The plugin has been successfully tested for:
✅ Information Leakage Vulnerabilities
✅ SQL Injection Vulnerabilities
✅ Cross-Site Scripting (XSS) Attacks
✅ Cross-Site Request Forgery (CSRF) Attacks
✅ Authentication & Authentication Bypass Vulnerabilities
✅ Privilege Escalation Vulnerabilities
✅ Buffer Overflow Vulnerabilities
✅ Denial-of-Service (DoS) Vulnerabilities
✅ Data Leakage Vulnerabilities
✅ Insecure Dependencies
✅ Code Execution Vulnerabilities
✅ File Unauthorized Access Vulnerabilities
✅ Insufficient Injection Protection
Conclusion
With PSC-2026-64647, MailPoet version 5.23.2 demonstrates a strong baseline security posture for the workflows that matter most in newsletter and email automation tooling: collecting and managing subscribers, composing and rendering email content safely, enforcing access control over campaigns and settings, and protecting automation and WooCommerce-related communication flows from common WordPress attack classes. This certification helps site owners and development teams reduce operational and reputational risk by choosing a solution that has been checked against common vulnerability patterns affecting plugins that process subscriber data and privileged messaging functions.
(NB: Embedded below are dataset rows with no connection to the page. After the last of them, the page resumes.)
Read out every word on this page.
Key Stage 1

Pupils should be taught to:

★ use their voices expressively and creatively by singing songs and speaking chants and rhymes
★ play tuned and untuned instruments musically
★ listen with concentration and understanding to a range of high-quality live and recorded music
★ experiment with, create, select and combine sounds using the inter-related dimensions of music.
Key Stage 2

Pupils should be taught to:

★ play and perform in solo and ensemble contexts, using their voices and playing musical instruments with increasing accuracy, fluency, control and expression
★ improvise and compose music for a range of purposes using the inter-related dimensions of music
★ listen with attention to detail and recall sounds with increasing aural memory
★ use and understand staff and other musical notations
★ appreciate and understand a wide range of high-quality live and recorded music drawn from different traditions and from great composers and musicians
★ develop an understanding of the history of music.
As a best practice, restrict who can manage subscriber lists and campaigns, review how custom email and form content is rendered, validate consent and data handling policies for subscriber collection, and keep WordPress core, MailPoet, and all related infrastructure components up to date.
Note: The date and certification information may change over time. It is advisable to verify the latest details on the plugin developer’s website.